Le varietà
Leggera e digeribile e quindi adatta anche ai bambini. La sogliola è un pesce delicato, che non vuol dire senza identità. Pescata tutto l’anno e in tutto il mondo, proprio a inizio giugno è nel nostro Mar Mediterraneo che si apprezzano gli esemplari più buoni (e più piccoli). Più vicino alla costa, non solo a profondità fino a 200 metri.
Molte le varietà: dalla più comune gialla alla brutta pelosa, passando per la fasciata e l’occhiuta. Col rischio di farsi prendere in giro dal pescivendolo poco serio che spaccia per sogliola pesci piatti come la platessa dell’Atlantico Orientale e la passera di mare che è più parente del rombo. L’unica cosa che le avvicina è l’essere sottili, tanto da poter adattare anche a loro l’aneddoto di Giobbe Covatta. «Dio creò un animale che stava sempre zitto, e disse: “Questo è muto come un pesce” e lo chiamò pesce. Poi scivolò, ci cadde sopra, lo schiacciò e fece la sogliola».

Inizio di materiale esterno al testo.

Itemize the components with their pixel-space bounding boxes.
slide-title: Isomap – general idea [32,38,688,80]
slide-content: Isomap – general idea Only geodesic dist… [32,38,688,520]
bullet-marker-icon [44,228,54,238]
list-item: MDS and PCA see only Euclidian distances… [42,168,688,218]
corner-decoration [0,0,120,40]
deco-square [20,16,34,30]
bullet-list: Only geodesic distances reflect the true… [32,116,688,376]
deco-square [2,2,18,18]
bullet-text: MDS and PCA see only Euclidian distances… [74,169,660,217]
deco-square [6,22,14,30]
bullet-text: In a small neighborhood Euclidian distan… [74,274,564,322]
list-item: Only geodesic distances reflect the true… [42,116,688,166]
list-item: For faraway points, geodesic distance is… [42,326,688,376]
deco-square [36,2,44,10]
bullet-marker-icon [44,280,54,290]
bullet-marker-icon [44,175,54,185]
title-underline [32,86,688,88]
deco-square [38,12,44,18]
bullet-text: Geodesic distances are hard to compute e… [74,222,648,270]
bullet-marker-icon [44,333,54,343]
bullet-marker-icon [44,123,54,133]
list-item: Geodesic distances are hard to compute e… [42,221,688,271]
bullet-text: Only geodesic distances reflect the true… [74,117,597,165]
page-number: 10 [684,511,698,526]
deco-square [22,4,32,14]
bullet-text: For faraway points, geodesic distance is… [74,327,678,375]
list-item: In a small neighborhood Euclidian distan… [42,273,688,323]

Platessa e passera valgono circa la metà del più nobile pesce, se il prezzo è maggiore si tratta di vera e propria truffa.
I trucchi
«La mia preferenza – racconta Andrea Burzacconi, romano, cresciuto alla scuola degli
stellati Valeria Piccini e Giulio Terrinoni, ora trasferito in Sicilia – va alla sogliola del
Mediterraneo perché la salinità del nostro mare e il tipo di alimentazione, conferiscono gusto e consistenza alle carni. Molto apprezzate per la loro delicatezza, ma allo stesso tempo per il loro sapore».
Comprata la sogliola, il primo problema è spellarla secondo le esigenze delle differenti cotture. Il trucco è fare una piccola incisione sulla coda, sollevare un pezzetto di pelle, con una mano tenere ben fermo il pesce sul piano di lavoro e con l’altra tirare la pelle senza fermarsi fino alla fine. Durante una recente puntata di Masterchef, il cuoco Giorgio Locatelli ha svelato il suo segreto per rendere succose dentro e croccanti fuori anche le pezzature più
grandi. «Va cotta intera, quattro minuti per lato, poi va fatta riposare un paio di minuti, quindi sarà sfilettata, privata della lisca centrale e ricomposta». Eccoci così ai fornelli.
«Un piatto di molta comparita», cioè bello, secondo Pellegrino Artusi sono le sogliole al vino bianco. Un classico anche per la mitica Ada Boni: cotte nel burro, coperte di vino bianco e infine messe al forno. Alla mugnaia è l’altro modo più comune di cuocerle (filetti grossi, burro chiarificato, prezzemolo tritato, succo di limone, vino bianco, farina bianca, pepe e sale). Meno comune – ma un tempo popolare al Centro Sud – la sogliola in brodetto con salsa di pomodoro, soffritto di cipolle, brodo vegetale e aromi.
Le rivisitazioni della sogliola
Ovviamente gli chef contemporanei non si accontentato della riproposizione delle antiche ricette. In Sardegna, nei ristoranti Miraluna e Ulia, Fabio Vacca (37 anni, un passato in
brigate stellate in giro per il mondo e in Italia da Claudio Sadler) ha riscritto in chiave
green la sogliola alla Mornay.
«L’idea – racconta – nasce dalla reinterpretazione della famosa ricetta danese sostituendo la parte animale lattica con una parte vegetale a base di mandorla». A sentire lo chef non è complicata da fare. La sogliola va sfilettata e scottata in padella anche con della scorza di limone; poi i filetti vanno glassati con una crema di mandorla ottenuta frullando le mandorle fresche con acqua di cottura di vongole. Infine un filo di olio extra vergine di oliva.